Anne Hathaway says she passed on hosting the 2011 Oscars but co-host James Franco changed her mind
Anne Hathaway will never forget the 2011 Oscars.
Although she wasn’t nominated that year — she received a nod in 2009 for Rachel Getting Married and took home the trophy for Les Misérables four years later — Hathaway had a major role. She co-hosted alongside actor James Franco in a show that was panned by critics, mostly for Franco’s apparent disinterest.
For example, in his review for USA Today, critic Robert Bianco wrote, “At least Hathaway was in there pitching throughout — unlike her co-host, who sometimes seemed to be preparing for a remake of Dazed and Confused.” The Hollywood Reporter’s Tim Goodman called it “spectacularly unwatchable.” Ouch.
Well, Hathaway has revealed that it wasn’t her idea, anyway. And it seemed to be something she was anxious to say, because she offered the knowledge up as some tea she wanted to spill.
“I turned that gig down, and James is the one that convinced me to do it,” Hathaway recently told People TV.
Anne Hathaway reveals she initially turned down the #Oscars hosting gig — until James Franco convinced her to do it. Watch more on @PeopleTV: https://t.co/r0azNarsMS pic.twitter.com/iPPeFzXU7V
— Entertainment Weekly (@EW) February 10, 2019
When asked if Franco had meant the night as some kind of joke on the actress, Hathaway said, “If he’d turned around and said, ‘I’m pranking you right now,’ I think I would have been OK with it. I would have been like, ‘That sucks, but it’s epic.’ He might still turn around and do that on all of us, by the way.”

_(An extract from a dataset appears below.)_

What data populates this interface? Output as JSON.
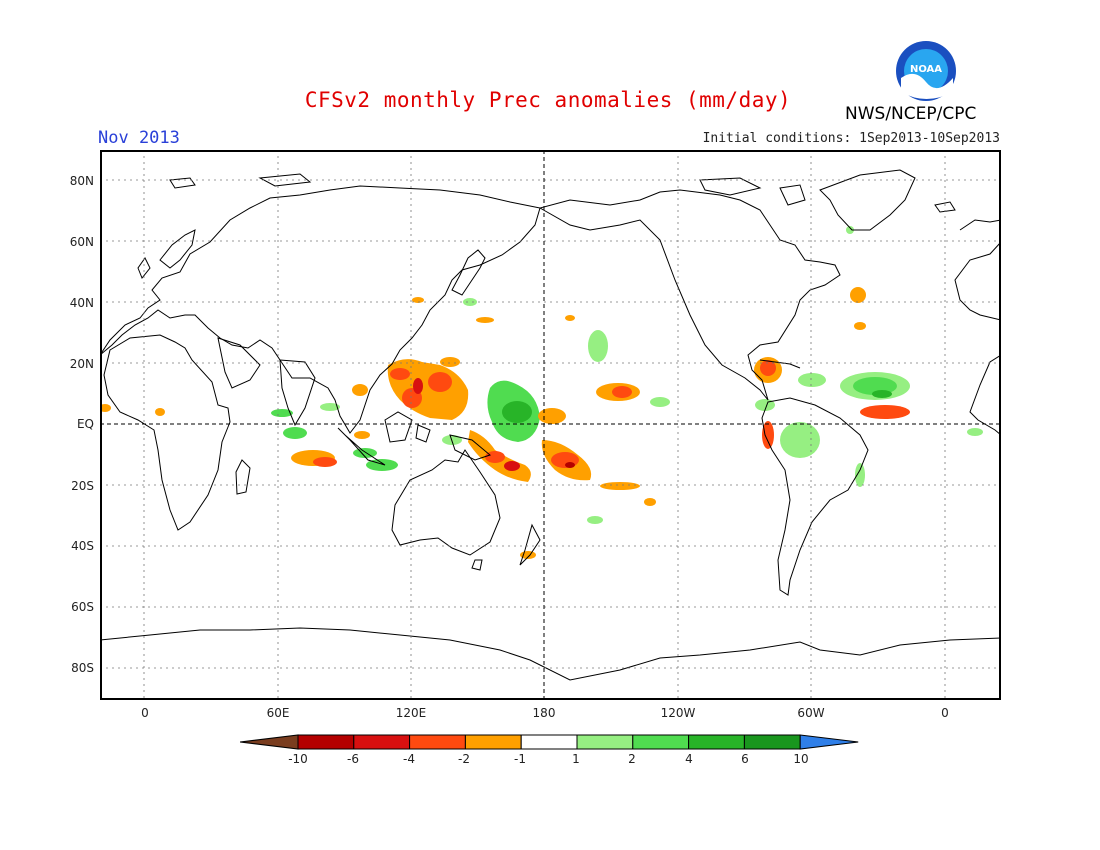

So far, that hasn’t happened, leaving Hathaway full of regret for her decision to host.
“When all the dust settled, I was just like, ‘You’ve got to be kidding me,’” she said. “Your first instinct is usually the right one, and all the reasons why I turned it down came true.”
Franco’s team did not immediately respond to a request for comment, but in the past, he hasn’t been a fan of his hosting performance that night either. He’s said that he was distracted by his nomination that year for his lead role in 127 Hours.
“At the time I justified it to myself,” Franco told Variety in November 2017. “This will be an experiment. This will be weird.’ Part of me was so uncomfortable with the attention of being nominated, but also fear of losing, because everybody was talking about Colin Firth [from The King’s Speech].”
Franco said he realized later that he should not have been a host on that night, when he was preoccupied. “Honestly, I think the biggest criticism of me, it seemed like I was high or low energy. In my head, I was trying to be the straight man. I guess I just went too far or came across as the dead man.”
This year, academy officials are forgoing a host for the show, after Kevin Hart, who was initially chosen to do the gig, stepped down over homophobic tweets he’d sent in the past. That means that the Oscars will be sans host for only the second time; the first time was in 1989, when the show inexplicably featured Rob Lowe, Snow White and the song “Proud Mary,” all at the same time, in an epic fail.
The 91st Academy Awards will air at 8 p.m. on Sunday, Feb. 24, on ABC.